I hope that she loses humiliatingly. And then she'll cry in public and fuck off to do something worthwhile before, maybe, trying again; in about 20 years' time when she actually has a fraction of a fucking clue what she's talking about.
Piss off, you little shit.
Of course, the next post that wrote about her was an apology when it came to light that she had stated on her CV that she "campaigned extensively for Tony Benn in Chesterfield" in the 1992 election—when she was aged... er... two. (This flagrant untruth is repeated in this article but ameliorated to "she recalls going on the campaign trail with her grandfather when she was two years old in Chesterfield.")
A few days ago, I laid into Emily Benn, suggesting that her youth—and the fact that she is still at school—might have in some way made her utterly unfit to go into the House of Commons.
I now realise that, by virtue of being able to tell a big, fat, stinking, fucking lie without even showing one iota of shame, Ms Benn is, in fact, entirely suited to join the other fat, corrupt liars in the House of Commons.
In fact, she may show them to new heights of contempt and distain for those who elected them, and introduce them to novel ways of telling massive lies without feeling any kind of guilt whatsoever.
The Devil's Kitchen apologises unreservedly for implying that Ms Benn was not suitable for Parliament; further The Devil would like to make it clear that he feels that her chutzpah and standards of lying set her on a straight course to be a minister within days of her inevitable election.
On the subject of this inexperienced twit being stupidly young, Gary Andrews suggested that we didn't maintain that footballers were too young to play, whilst your humble Devil pointed out a number of problems with this analogy...
There are places in this country where you could stick a red rosette on a stinking fucking turd and people would still vote for it, repeatedly: we know this to the case, because we have only just got rid of Prescott. In other words, no matter how many people claim that they vote for their local MP, most people actually vote down party lines irrespective of the skill of the candidate. You cannot get much further away from the fottballing analogy in this case.
Second, and very importantly, the footballer is not running in order to control the lives of every other footballer and fan in the country; the politician is.
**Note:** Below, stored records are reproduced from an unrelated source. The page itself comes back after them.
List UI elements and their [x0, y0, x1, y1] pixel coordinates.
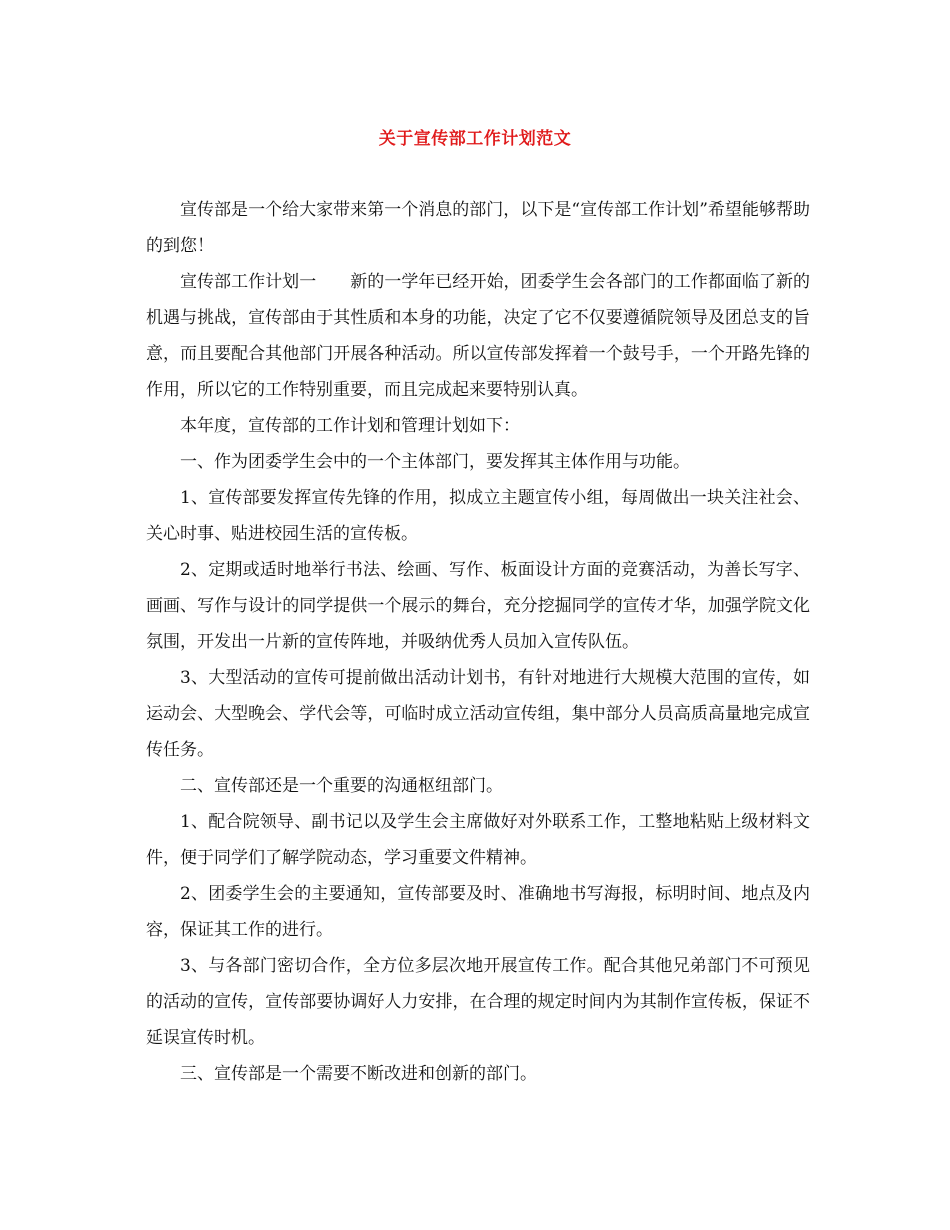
- section-one-item-3: 3、大型活动的宣传可提前做出活动计划书，有针对地进行大规模大范围的宣传，如运动会、大型晚会、学代会等，可临时成立活动宣传组，集中部分人员高质高量地完成宣传任务。: [146, 668, 810, 760]
- document-title: 关于宣传部工作计划范文: [378, 129, 572, 149]
- section-one-item-2: 2、定期或适时地举行书法、绘画、写作、板面设计方面的竞赛活动，为善长写字、画画、写作与设计的同学提供一个展示的舞台，充分挖掘同学的宣传才华，加强学院文化氛围，开发出一片新的宣传阵地，并吸纳优秀人员加入宣传队伍。: [146, 560, 810, 652]
- annual-plan-paragraph: 本年度，宣传部的工作计划和管理计划如下：: [180, 416, 520, 436]
- section-one-item-1: 1、宣传部要发挥宣传先锋的作用，拟成立主题宣传小组，每周做出一块关注社会、关心时事、贴进校园生活的宣传板。: [146, 488, 810, 544]
- plan-one-paragraph: [146, 264, 810, 408]
- section-two-item-2: 2、团委学生会的主要通知，宣传部要及时、准确地书写海报，标明时间、地点及内容，保证其工作的进行。: [146, 884, 810, 940]
- section-two-heading: 二、宣传部还是一个重要的沟通枢纽部门。: [180, 776, 503, 796]
- section-two-item-1: 1、配合院领导、副书记以及学生会主席做好对外联系工作，工整地粘贴上级材料文件，便于同学们了解学院动态，学习重要文件精神。: [146, 812, 810, 868]
- intro-paragraph: 宣传部是一个给大家带来第一个消息的部门，以下是“宣传部工作计划”希望能够帮助的到您！: [146, 200, 810, 256]
- section-three-heading: 三、宣传部是一个需要不断改进和创新的部门。: [180, 1064, 537, 1084]
- section-one-heading: 一、作为团委学生会中的一个主体部门，要发挥其主体作用与功能。: [180, 452, 690, 472]
- plan-heading: 宣传部工作计划一: [180, 272, 317, 292]
- document-body: [146, 192, 810, 1092]
- section-two-item-3: 3、与各部门密切合作，全方位多层次地开展宣传工作。配合其他兄弟部门不可预见的活动的宣传，宣传部要协调好人力安排，在合理的规定时间内为其制作宣传板，保证不延误宣传时机。: [146, 956, 810, 1048]
- plan-one-text: 新的一学年已经开始，团委学生会各部门的工作都面临了新的机遇与挑战，宣传部由于其性质和本身的功能，决定了它不仅要遵循院领导及团总支的旨意，而且要配合其他部门开展各种活动。所以宣传部发挥着一个鼓号手，一个开路先锋的作用，所以它的工作特别重要，而且完成起来要特别认真。: [146, 272, 811, 400]
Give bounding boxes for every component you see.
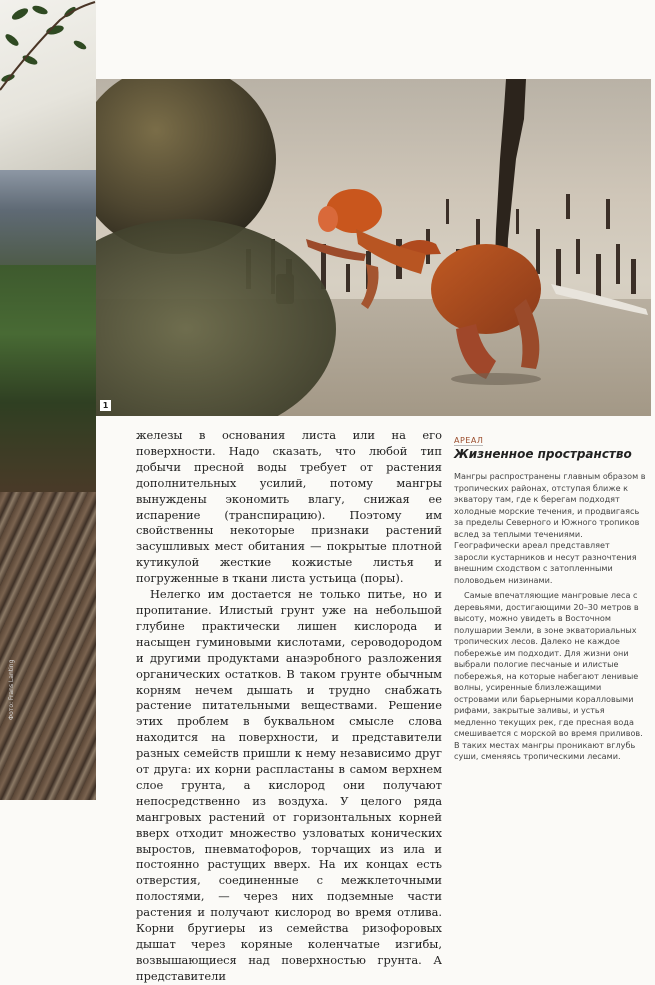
sidebar-paragraph: Мангры распространены главным образом в тропических районах, отступая ближе к экватору там, где к берегам подходят холодные морские течения, и продвигаясь за пределы Северного и Южного тропиков вслед за теплыми течениями. Географически ареал представляет заросли кустарников и несут разночтения внешним сходством с затопленными половодьем низинами.: [454, 471, 646, 585]
roots-photo-segment: [0, 492, 96, 800]
sidebar-tag: АРЕАЛ: [454, 436, 484, 445]
left-photo-strip: [0, 0, 96, 800]
sidebar-paragraph: Самые впечатляющие мангровые леса с деревьями, достигающими 20–30 метров в высоту, можно увидеть в Восточном полушарии Земли, в зоне экваториальных тропических лесов. Далеко не каждое побережье им подходит. Для жизни они выбрали пологие песчаные и илистые побережья, на которые набегают ленивые волны, усиренные близлежащими островами или барьерными коралловыми рифами, закрытые заливы, и устья медленно текущих рек, где пресная вода смешивается с морской во время приливов. В таких местах мангры проникают вглубь суши, сменяясь тропическими лесами.: [454, 590, 643, 761]
article-paragraph: Нелегко им достается не только питье, но и пропитание. Илистый грунт уже на небольшой глубине практически лишен кислорода и насыщен гуминовыми кислотами, сероводородом и другими продуктами анаэробного разложения органических остатков. В таком грунте обычным корням нечем дышать и трудно снабжать растение питательными веществами. Решение этих проблем в буквальном смысле слова находится на поверхности, и представители разных семейств пришли к нему независимо друг от друга: их корни распластаны в самом верхнем слое грунта, а кислород они получают непосредственно из воздуха. У целого ряда мангровых растений от горизонтальных корней вверх отходит множество узловатых конических выростов, пневматофоров, торчащих из ила и постоянно растущих вверх. На их концах есть отверстия, соединенные с межклеточными полостями, — через них подземные части растения и получают кислород во время отлива. Корни бругиеры из семейства ризофоровых дышат через коряные коленчатые изгибы, возвышающиеся над поверхностью грунта. А представители: [136, 587, 442, 983]
forest-photo-segment: [0, 265, 96, 495]
article-paragraph: железы в основания листа или на его поверхности. Надо сказать, что любой тип добычи пресной воды требует от растения дополнительных усилий, потому мангры вынуждены экономить влагу, снижая ее испарение (транспирацию). Поэтому им свойственны некоторые признаки растений засушливых мест обитания — покрытые плотной кутикулой жесткие кожистые листья и погруженные в ткани листа устьица (поры).: [136, 428, 442, 586]
sidebar-title: Жизненное пространство: [454, 447, 632, 461]
photo-credit: Фото: Frans Lanting: [8, 659, 15, 720]
photo-number: 1: [100, 400, 111, 411]
leaves-illustration: [0, 0, 96, 120]
article-body: [136, 428, 442, 985]
sidebar-box: [454, 428, 646, 763]
proboscis-monkey-photo: [96, 79, 651, 416]
photo-illustration: [96, 79, 651, 416]
mountain-photo-segment: [0, 170, 96, 270]
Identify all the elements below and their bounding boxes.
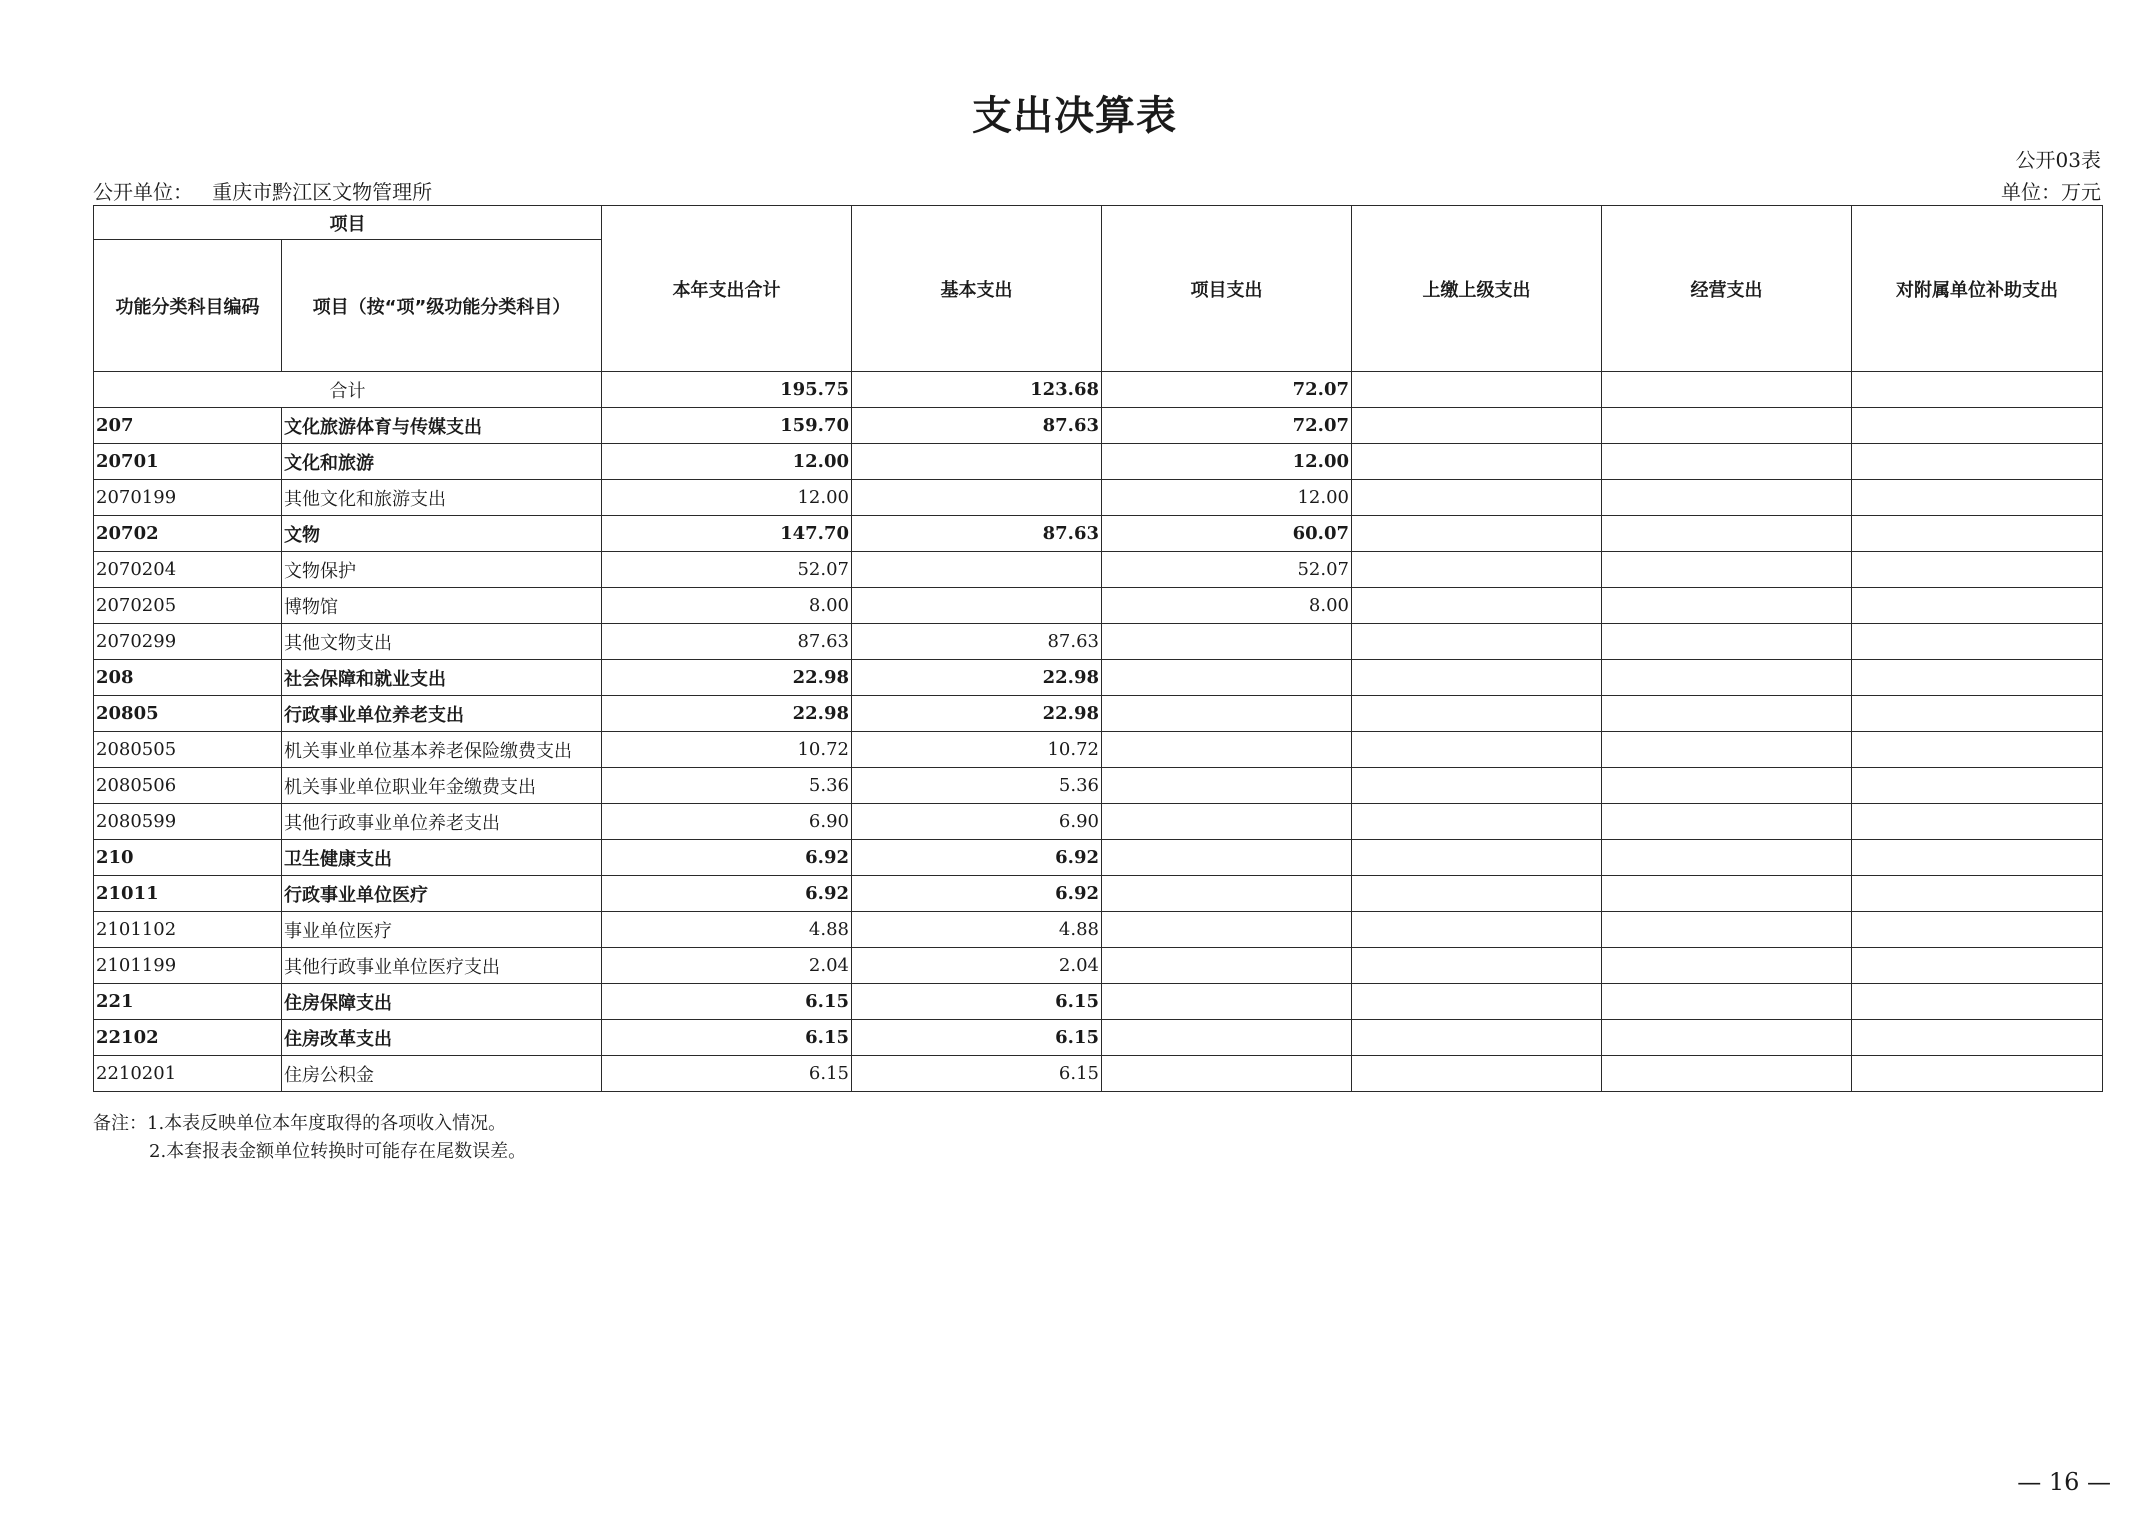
cell-subsidiary [1852,984,2103,1020]
cell-code: 20701 [94,444,282,480]
cell-total: 8.00 [602,588,852,624]
cell-code: 20702 [94,516,282,552]
org-name: 重庆市黔江区文物管理所 [212,180,433,204]
cell-code: 22102 [94,1020,282,1056]
cell-basic: 6.92 [852,876,1102,912]
table-row [94,804,2103,840]
unit-info-line [93,176,2101,202]
cell-project [1102,624,1352,660]
cell-superior [1352,804,1602,840]
cell-basic: 6.15 [852,1056,1102,1092]
cell-total: 12.00 [602,444,852,480]
cell-name: 博物馆 [282,588,602,624]
cell-name: 社会保障和就业支出 [282,660,602,696]
cell-project: 60.07 [1102,516,1352,552]
cell-name: 事业单位医疗 [282,912,602,948]
currency-unit: 单位：万元 [2001,180,2101,204]
cell-code: 2070204 [94,552,282,588]
table-row [94,1020,2103,1056]
cell-total: 159.70 [602,408,852,444]
table-body [94,372,2103,1092]
cell-subsidiary [1852,840,2103,876]
header-business: 经营支出 [1602,206,1852,372]
cell-project [1102,768,1352,804]
header-code: 功能分类科目编码 [94,240,282,372]
table-row [94,480,2103,516]
cell-basic: 87.63 [852,408,1102,444]
cell-basic [852,444,1102,480]
cell-project [1102,1056,1352,1092]
total-cell-total: 195.75 [602,372,852,408]
cell-subsidiary [1852,768,2103,804]
cell-name: 住房保障支出 [282,984,602,1020]
cell-code: 2080599 [94,804,282,840]
cell-superior [1352,1020,1602,1056]
cell-total: 22.98 [602,660,852,696]
table-row [94,840,2103,876]
cell-superior [1352,444,1602,480]
cell-name: 其他行政事业单位养老支出 [282,804,602,840]
cell-name: 机关事业单位职业年金缴费支出 [282,768,602,804]
cell-business [1602,552,1852,588]
cell-code: 21011 [94,876,282,912]
cell-code: 20805 [94,696,282,732]
total-cell-business [1602,372,1852,408]
cell-superior [1352,408,1602,444]
cell-basic: 4.88 [852,912,1102,948]
cell-business [1602,516,1852,552]
table-row [94,444,2103,480]
cell-business [1602,876,1852,912]
header-subsidiary: 对附属单位补助支出 [1852,206,2103,372]
cell-total: 4.88 [602,912,852,948]
cell-name: 机关事业单位基本养老保险缴费支出 [282,732,602,768]
cell-basic: 10.72 [852,732,1102,768]
expenditure-table [93,205,2103,1092]
cell-superior [1352,1056,1602,1092]
cell-subsidiary [1852,1056,2103,1092]
table-row [94,624,2103,660]
cell-subsidiary [1852,588,2103,624]
cell-superior [1352,516,1602,552]
cell-subsidiary [1852,516,2103,552]
cell-project [1102,696,1352,732]
cell-basic: 22.98 [852,696,1102,732]
cell-project [1102,1020,1352,1056]
cell-total: 52.07 [602,552,852,588]
cell-name: 行政事业单位医疗 [282,876,602,912]
cell-subsidiary [1852,912,2103,948]
cell-project [1102,948,1352,984]
cell-business [1602,696,1852,732]
table-row [94,516,2103,552]
cell-basic: 6.90 [852,804,1102,840]
cell-subsidiary [1852,552,2103,588]
cell-name: 其他文物支出 [282,624,602,660]
cell-code: 210 [94,840,282,876]
cell-total: 6.15 [602,984,852,1020]
cell-business [1602,804,1852,840]
cell-code: 2101199 [94,948,282,984]
cell-superior [1352,732,1602,768]
note-1: 备注：1.本表反映单位本年度取得的各项收入情况。 [93,1113,507,1134]
cell-business [1602,408,1852,444]
cell-basic: 87.63 [852,516,1102,552]
cell-name: 文化旅游体育与传媒支出 [282,408,602,444]
total-label: 合计 [94,372,602,408]
form-number: 公开03表 [2015,148,2101,172]
cell-code: 2080506 [94,768,282,804]
cell-superior [1352,624,1602,660]
cell-subsidiary [1852,444,2103,480]
cell-code: 208 [94,660,282,696]
cell-total: 147.70 [602,516,852,552]
cell-business [1602,912,1852,948]
cell-total: 2.04 [602,948,852,984]
table-row [94,984,2103,1020]
cell-code: 207 [94,408,282,444]
cell-name: 卫生健康支出 [282,840,602,876]
cell-subsidiary [1852,624,2103,660]
cell-total: 6.90 [602,804,852,840]
cell-business [1602,1056,1852,1092]
org-label: 公开单位： [93,180,193,204]
note-2: 2.本套报表金额单位转换时可能存在尾数误差。 [149,1141,527,1162]
cell-subsidiary [1852,480,2103,516]
cell-superior [1352,948,1602,984]
cell-project: 12.00 [1102,444,1352,480]
cell-superior [1352,912,1602,948]
cell-subsidiary [1852,876,2103,912]
cell-total: 10.72 [602,732,852,768]
total-row [94,372,2103,408]
cell-project: 72.07 [1102,408,1352,444]
cell-code: 2210201 [94,1056,282,1092]
table-row [94,876,2103,912]
cell-name: 其他文化和旅游支出 [282,480,602,516]
cell-total: 6.15 [602,1020,852,1056]
cell-name: 文化和旅游 [282,444,602,480]
cell-total: 6.92 [602,876,852,912]
cell-project [1102,840,1352,876]
cell-superior [1352,840,1602,876]
cell-code: 2070205 [94,588,282,624]
cell-subsidiary [1852,804,2103,840]
cell-basic: 6.92 [852,840,1102,876]
header-project: 项目支出 [1102,206,1352,372]
cell-name: 住房公积金 [282,1056,602,1092]
cell-project [1102,804,1352,840]
cell-superior [1352,552,1602,588]
cell-name: 文物保护 [282,552,602,588]
cell-superior [1352,876,1602,912]
cell-code: 221 [94,984,282,1020]
cell-business [1602,588,1852,624]
cell-subsidiary [1852,408,2103,444]
cell-business [1602,840,1852,876]
cell-basic: 2.04 [852,948,1102,984]
cell-subsidiary [1852,1020,2103,1056]
cell-code: 2070299 [94,624,282,660]
cell-project [1102,732,1352,768]
cell-project [1102,876,1352,912]
cell-business [1602,624,1852,660]
cell-business [1602,444,1852,480]
cell-project: 12.00 [1102,480,1352,516]
cell-superior [1352,660,1602,696]
cell-name: 住房改革支出 [282,1020,602,1056]
cell-total: 87.63 [602,624,852,660]
table-row [94,408,2103,444]
header-item: 项目 [94,206,602,240]
cell-name: 文物 [282,516,602,552]
cell-basic [852,588,1102,624]
total-cell-subsidiary [1852,372,2103,408]
cell-business [1602,984,1852,1020]
table-row [94,552,2103,588]
cell-superior [1352,696,1602,732]
cell-total: 22.98 [602,696,852,732]
table-row [94,588,2103,624]
cell-business [1602,1020,1852,1056]
table-row [94,948,2103,984]
cell-basic: 6.15 [852,1020,1102,1056]
cell-business [1602,660,1852,696]
cell-business [1602,732,1852,768]
cell-business [1602,480,1852,516]
document-title: 支出决算表 [972,93,1177,139]
cell-code: 2101102 [94,912,282,948]
cell-name: 行政事业单位养老支出 [282,696,602,732]
header-superior: 上缴上级支出 [1352,206,1602,372]
cell-superior [1352,984,1602,1020]
cell-superior [1352,480,1602,516]
cell-subsidiary [1852,732,2103,768]
cell-superior [1352,588,1602,624]
table-row [94,696,2103,732]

Third, the footballer has to earn his money, by being skillful. No matter how crap, silent or appalling the politician, they still get paid a big, fat wedge of taxpayers cash as a salary, plus another great big wedge in expenses, plus another great big wedge in allowances, plus another great big wedge in the form of a tax-payer guaranteed, gold-plated pension.
If they are especially crap or corrupt, they may get voted out; however, this is only likely in the hundred or so marginal seats. They may get deselected by the local association; but, generally, the politician will have to have been caught fucking a kid whilst stuffing special interest money up his own backside for that to happen.
In other words, whilst football fans may say "if you’re old enough, you’re good enough" (a meaningless fucking phrase anyway), in terms of politics that just won't wash; a footballer has to prove himself at every, single game: a politician need only stir themselves every five years or so.
They are, almost without exception, a waste of time and money.
Your humble Devil would like to thank the unfortunately-named author of the Times article, Alexis Skinitis (CiF profile), for the mention: it has given me the opportunity to resurrect some very enjoyable posts—and I stand by every word—and swelled my ego.
Oh, and that Emily Benn idiot is still too fucking young: go get some life experience, lass, before you aspire to tell me what to do with mine, and before you pick my pocket to do so.